What "good" looks like
- On product pages: shoppers can immediately see the delivery option that matters to them (home delivery vs pickup) and the key conditions.
- At checkout: the delivery choice is clear, consistent, and doesn't change unexpectedly.
- After purchase: customers receive tracking or pickup instructions without having to ask support.
Use cases
- Merchants adding pickup / click & collect to convert local demand during peak months
- Stores improving delivery options to match cross-border expectations
- Teams reducing delivery friction as they expand traffic sources
Modules to activate
Step 3: Go omnichannel with POS (sell in-store and sync stock)
If June is your "go live" month on new channels, POS is the bridge between online growth and offline revenue. The real benefit is not just accepting payments in-store. It's keeping stock, customers, and orders aligned so you can sell in more places without losing control.
Practical guidance for June
- Start with your top-selling categories and set clear rules for stock sync (what's shared across online and store, what's reserved).
- Train the team on a simple workflow: scan/search, apply discounts carefully, capture customer data, and handle returns.
- Before Prime Day and Summer Sales, test edge cases: out-of-stock, partial returns, mixed carts (online + store), and refunds.
Use cases
- Merchants opening or scaling a physical store and needing real-time stock sync with their PrestaShop catalog
- Teams running pop-ups or temporary points of sale during Summer Sales
- Merchants wanting a single view of orders and customers across online and offline
Modules to activate
Step 4: Protect the business with security and compliance (PPWR + AI Act)

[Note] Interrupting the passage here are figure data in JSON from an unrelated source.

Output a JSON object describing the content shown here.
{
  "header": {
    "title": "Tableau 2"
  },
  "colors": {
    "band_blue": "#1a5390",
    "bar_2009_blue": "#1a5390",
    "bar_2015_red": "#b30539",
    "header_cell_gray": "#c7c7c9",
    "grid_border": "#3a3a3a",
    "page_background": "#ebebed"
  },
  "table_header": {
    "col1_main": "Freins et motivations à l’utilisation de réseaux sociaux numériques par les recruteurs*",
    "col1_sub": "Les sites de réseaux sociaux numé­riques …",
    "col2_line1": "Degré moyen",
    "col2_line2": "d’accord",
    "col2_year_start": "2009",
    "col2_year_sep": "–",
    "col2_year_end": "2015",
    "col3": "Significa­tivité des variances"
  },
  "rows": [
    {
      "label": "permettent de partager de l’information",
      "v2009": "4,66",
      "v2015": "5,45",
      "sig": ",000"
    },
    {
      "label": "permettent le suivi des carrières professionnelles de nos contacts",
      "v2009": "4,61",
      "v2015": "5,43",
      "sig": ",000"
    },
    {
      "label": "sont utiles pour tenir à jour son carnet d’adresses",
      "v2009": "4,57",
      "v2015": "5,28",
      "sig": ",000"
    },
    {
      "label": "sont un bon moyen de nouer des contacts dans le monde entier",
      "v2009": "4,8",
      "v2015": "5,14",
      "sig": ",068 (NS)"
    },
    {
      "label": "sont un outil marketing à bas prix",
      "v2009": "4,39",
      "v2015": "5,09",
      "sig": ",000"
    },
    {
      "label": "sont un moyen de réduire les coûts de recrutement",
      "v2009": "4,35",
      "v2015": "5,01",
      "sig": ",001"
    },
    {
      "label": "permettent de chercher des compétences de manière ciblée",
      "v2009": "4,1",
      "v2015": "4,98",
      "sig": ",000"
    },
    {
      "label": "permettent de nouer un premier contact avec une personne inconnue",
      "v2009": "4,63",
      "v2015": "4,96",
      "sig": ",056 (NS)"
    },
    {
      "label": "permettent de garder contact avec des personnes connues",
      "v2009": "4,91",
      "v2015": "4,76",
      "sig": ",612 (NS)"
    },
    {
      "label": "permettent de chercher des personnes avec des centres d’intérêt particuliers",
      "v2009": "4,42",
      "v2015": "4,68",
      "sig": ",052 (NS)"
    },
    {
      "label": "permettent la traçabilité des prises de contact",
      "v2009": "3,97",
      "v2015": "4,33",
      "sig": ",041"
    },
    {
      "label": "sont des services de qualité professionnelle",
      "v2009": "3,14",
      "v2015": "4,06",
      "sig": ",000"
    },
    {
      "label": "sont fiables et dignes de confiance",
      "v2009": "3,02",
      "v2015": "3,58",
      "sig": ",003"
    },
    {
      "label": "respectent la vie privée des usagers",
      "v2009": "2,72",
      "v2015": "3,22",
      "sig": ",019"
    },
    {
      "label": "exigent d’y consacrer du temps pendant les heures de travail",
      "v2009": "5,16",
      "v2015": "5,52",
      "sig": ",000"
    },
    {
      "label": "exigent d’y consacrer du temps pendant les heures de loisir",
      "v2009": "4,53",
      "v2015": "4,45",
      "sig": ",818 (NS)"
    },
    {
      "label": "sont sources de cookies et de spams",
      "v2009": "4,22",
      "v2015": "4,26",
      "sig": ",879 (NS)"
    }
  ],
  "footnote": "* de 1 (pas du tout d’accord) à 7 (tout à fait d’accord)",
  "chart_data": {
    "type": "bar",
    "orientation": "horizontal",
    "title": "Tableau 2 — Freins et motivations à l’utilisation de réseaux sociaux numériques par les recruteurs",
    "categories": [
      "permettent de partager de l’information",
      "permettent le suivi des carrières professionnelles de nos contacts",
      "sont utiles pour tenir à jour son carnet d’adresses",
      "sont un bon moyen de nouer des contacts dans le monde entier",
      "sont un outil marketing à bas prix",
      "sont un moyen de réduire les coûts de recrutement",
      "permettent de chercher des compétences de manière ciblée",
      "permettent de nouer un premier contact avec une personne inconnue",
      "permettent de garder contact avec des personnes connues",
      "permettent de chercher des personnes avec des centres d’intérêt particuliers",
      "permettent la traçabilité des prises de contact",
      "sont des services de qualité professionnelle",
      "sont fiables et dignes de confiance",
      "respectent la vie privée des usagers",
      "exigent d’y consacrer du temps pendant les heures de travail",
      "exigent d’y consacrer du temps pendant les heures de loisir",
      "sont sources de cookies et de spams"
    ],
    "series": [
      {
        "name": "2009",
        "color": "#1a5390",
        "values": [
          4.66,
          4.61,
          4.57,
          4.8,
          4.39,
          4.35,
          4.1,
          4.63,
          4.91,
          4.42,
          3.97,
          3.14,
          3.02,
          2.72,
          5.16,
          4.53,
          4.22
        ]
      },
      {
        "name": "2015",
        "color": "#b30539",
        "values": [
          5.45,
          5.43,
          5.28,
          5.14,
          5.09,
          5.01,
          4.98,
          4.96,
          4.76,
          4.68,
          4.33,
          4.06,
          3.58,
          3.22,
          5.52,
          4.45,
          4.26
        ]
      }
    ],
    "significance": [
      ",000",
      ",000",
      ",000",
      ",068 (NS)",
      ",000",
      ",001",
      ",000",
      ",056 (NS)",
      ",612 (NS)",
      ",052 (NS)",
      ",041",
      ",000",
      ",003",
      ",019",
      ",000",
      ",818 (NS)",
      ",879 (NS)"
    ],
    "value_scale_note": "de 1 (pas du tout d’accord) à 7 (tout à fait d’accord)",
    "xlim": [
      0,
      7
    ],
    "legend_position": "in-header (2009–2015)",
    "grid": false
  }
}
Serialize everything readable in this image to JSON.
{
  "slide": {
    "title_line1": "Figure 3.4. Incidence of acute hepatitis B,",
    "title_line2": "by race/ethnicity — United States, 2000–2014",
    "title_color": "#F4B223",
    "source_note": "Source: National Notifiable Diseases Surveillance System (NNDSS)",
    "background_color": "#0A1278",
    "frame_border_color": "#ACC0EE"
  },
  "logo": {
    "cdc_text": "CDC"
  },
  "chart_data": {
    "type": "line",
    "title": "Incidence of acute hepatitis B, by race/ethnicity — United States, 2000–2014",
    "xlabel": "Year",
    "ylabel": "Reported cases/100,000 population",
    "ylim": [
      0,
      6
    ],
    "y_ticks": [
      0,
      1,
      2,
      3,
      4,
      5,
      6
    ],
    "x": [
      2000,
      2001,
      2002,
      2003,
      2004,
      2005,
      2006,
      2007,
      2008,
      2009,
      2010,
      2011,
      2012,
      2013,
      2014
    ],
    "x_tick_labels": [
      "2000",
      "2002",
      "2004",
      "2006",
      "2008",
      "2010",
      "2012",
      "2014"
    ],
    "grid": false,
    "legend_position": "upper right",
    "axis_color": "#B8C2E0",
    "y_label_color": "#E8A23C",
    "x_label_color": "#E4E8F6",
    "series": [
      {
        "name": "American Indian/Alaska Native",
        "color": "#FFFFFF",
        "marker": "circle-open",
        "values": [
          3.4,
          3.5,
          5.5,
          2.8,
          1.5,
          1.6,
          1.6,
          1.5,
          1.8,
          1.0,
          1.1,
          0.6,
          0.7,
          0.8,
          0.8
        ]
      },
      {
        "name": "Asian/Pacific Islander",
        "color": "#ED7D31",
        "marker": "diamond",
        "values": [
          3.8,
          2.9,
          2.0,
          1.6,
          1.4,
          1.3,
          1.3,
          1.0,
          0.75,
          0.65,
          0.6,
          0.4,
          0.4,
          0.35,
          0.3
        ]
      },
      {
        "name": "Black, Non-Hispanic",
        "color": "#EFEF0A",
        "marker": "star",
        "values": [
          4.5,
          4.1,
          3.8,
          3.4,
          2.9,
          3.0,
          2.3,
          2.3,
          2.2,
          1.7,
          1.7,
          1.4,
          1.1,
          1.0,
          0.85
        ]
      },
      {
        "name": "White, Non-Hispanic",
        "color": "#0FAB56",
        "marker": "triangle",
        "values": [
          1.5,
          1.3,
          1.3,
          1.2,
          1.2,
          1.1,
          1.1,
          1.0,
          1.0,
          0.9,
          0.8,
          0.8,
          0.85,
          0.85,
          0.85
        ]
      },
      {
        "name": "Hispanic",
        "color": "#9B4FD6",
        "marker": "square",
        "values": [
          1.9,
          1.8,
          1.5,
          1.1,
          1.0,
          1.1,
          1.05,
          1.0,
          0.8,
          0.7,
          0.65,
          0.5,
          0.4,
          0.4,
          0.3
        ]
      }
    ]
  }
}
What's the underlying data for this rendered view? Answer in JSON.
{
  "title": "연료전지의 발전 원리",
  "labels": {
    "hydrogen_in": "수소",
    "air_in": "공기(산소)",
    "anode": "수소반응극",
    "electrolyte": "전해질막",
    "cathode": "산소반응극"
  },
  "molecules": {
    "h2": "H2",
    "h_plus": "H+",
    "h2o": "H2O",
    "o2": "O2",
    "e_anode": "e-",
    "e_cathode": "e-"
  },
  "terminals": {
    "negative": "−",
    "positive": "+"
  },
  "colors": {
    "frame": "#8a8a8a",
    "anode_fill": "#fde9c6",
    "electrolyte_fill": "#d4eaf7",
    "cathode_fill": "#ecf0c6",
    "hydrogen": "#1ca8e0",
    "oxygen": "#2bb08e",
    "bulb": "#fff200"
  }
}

New channels mean more exposure: more traffic, more bots, more fraud attempts, and more compliance obligations.
In June, for all companies doing business on European soil, compliance is not "legal homework." It's part of de-risking growth:
- PPWR packaging (Aug 12) affects how you communicate packaging and product information.
- EU AI Act (Aug 2) impacts how you use AI-driven tools (content, support, automation). If you use AI, you need basic governance: what data is used, what's automated, and how customers are informed.
What to do this month
- Security: reduce fake accounts and bot noise before you scale acquisition.
- PPWR: create a short internal checklist for packaging information and where it appears (product pages, emails, inserts). Start with your bestsellers.
- EU AI Act: document which AI tools you use and what customer-facing outcomes they produce (content, chat, recommendations). Keep a simple review process before publishing.
Use cases
- Merchants hardening login and account creation flows before scaling traffic
- Teams reducing fraud and spam risks when expanding reach
- Merchants preparing for PPWR packaging requirements (Aug 12)
- Merchants using AI tools and needing to prepare for the EU AI Act (Aug 2)
Modules to activate
Conclusion
Channel expansion works when the foundation is strong. In June, focus on the basics that keep you in control: operational readiness, delivery options that match new audiences, payments that travel across channels, and protection through security and compliance.
Do the setup now so Summer Sales and Prime Day become growth moments, not stress tests.